Utilities

The utils modules provides convenience methods built for the GPFS C API.

utils provides more complex functionality than CLib’s other classes which are a thin wrapper over the functions available in the GPFS C API.

Note

Most methods require root permission

Description

Miscellaneous Functions

arcapix.fs.gpfs.clib.utils.getfilesetid(pathname, name)

Get the fileset id for a named fileset.

Parameters
  • pathname (str) – path of any file in the filesystem to which the fileset belongs

  • name (str) – name of the fileset to get id for

Filesystem Snapshot Identifier Convenience Functions

arcapix.fs.gpfs.clib.utils.get_fsname_by_path(path)

Get the name of the filesystem a path belongs to.

e.g.

>>> get_fsname_by_path('/mmfs1/data')
'mmfs1'
Parameters

path (str) – path within a GPFS filesystem

Return type

str

arcapix.fs.gpfs.clib.utils.get_snapname_by_path(path)

Get the name of the snapshot a path belongs to.

e.g.

>>> get_snapname_by_path('/mmfs1/.snapshots/snap1/data')
'snap1'
Parameters

path (str) – path within a GPFS filesystem

Return type

str

arcapix.fs.gpfs.clib.utils.get_path_in_snapshot(path, snap, fileset=None)

Get the equivalent of a path within a given snapshot.

e.g.

>>> get_path_in_snapshot('/mmfs1/data', 'snapshot1')
'/mmfs1/.snapshots/snapshot1/data'
Parameters
  • path (str) – path to find in the snapshot

  • snap (str) – snapshot to find path in. Note: snap must be a snapshot of the filesystem or fileset that path belongs to.

  • fileset (str) – when snap is a fileset snapshot this is the name of the fileset the snapshot belongs to

Return type

str

Directory Scan Convenience Functions

class arcapix.fs.gpfs.clib.utils.scandir(path, snapName=None)

scandir is a directory iterator.

Similar to the one in the Python 3.5 stdlib, implemented using GPFS C lib.

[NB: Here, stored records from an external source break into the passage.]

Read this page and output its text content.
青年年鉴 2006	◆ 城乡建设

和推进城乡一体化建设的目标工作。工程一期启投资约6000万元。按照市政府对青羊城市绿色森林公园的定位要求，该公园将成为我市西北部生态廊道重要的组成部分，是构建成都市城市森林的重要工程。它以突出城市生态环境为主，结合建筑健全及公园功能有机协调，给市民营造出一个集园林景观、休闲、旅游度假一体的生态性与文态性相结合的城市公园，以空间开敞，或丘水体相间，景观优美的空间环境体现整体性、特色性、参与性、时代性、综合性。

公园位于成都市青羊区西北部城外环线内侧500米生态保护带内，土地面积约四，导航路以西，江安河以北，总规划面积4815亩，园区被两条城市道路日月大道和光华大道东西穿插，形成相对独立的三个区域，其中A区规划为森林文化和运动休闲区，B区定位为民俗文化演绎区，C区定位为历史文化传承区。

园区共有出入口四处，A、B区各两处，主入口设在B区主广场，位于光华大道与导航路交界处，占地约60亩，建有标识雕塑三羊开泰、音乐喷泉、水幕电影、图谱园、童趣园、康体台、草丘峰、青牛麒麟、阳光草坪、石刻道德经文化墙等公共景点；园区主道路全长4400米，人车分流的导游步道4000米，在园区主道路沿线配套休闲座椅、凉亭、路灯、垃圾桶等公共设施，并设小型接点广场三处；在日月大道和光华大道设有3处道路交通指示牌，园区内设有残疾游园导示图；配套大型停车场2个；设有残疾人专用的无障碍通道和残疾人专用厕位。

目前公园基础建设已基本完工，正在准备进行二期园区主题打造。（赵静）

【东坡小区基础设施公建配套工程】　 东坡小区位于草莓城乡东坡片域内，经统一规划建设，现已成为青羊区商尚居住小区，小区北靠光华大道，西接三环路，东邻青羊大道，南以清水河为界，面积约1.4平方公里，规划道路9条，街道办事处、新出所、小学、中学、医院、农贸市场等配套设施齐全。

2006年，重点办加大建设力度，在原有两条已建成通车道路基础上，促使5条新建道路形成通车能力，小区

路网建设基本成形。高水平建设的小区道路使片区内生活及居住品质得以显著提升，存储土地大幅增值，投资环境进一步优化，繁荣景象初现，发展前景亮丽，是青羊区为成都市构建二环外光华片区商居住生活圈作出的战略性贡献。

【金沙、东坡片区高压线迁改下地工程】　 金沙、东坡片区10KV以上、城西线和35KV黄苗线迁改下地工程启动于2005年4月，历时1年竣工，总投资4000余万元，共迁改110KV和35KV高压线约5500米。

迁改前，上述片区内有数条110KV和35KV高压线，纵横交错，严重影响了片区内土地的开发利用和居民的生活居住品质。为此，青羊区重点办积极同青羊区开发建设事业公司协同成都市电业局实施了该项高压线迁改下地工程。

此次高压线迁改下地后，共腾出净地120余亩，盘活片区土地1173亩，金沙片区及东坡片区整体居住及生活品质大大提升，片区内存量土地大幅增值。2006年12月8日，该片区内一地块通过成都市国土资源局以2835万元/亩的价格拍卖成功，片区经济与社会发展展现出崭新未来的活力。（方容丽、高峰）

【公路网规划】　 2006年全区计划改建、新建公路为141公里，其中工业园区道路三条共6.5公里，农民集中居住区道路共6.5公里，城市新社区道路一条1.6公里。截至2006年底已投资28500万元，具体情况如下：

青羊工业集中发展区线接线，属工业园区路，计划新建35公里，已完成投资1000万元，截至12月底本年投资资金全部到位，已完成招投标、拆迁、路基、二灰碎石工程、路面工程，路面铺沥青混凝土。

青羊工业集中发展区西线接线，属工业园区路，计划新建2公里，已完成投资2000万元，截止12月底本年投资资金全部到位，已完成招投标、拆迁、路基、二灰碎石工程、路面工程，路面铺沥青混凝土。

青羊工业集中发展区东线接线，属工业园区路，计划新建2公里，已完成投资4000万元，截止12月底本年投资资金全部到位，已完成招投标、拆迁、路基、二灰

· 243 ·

scandir() is a generator version of os.listdir() that returns an iterator over files in a directory, and also exposes extra information (such as type and stat information).

When snapName is specified, the returned paths will be children of the specified snapshot’s directory - e.g.

>>> for i in scandir('/mmfs1/data', 'snap1'):
...     print i.path
/mmfs1/.snapshots/snap1/data
Parameters
  • path (str) – a path within a GPFS filesystem

  • snapName (str) – name of a snapshot, can be used to iterate over the version of a directory in the named snapshot

Returns

iterator of GpfsDirEntry objects for given path

class arcapix.fs.gpfs.clib.utils.GpfsDirEntry

Object representing an directory entry, as returned by scandir.

inode(self) gpfs_ino64_t

Returns the inode number of the entry.

is_dir(self) bool

Returns True if the entry is a directory.

is_file(self) bool

Returns True if the entry is a regular file.

Returns True if the entry is a symlink.

name

Returns the name of the entry.

path

Returns the full path of the entry.

stat(self)

Returns stat_result for the entry.

Result comes from arcapix.fs.gpfs.clib.file.stat().

arcapix.fs.gpfs.clib.utils.listdir(path)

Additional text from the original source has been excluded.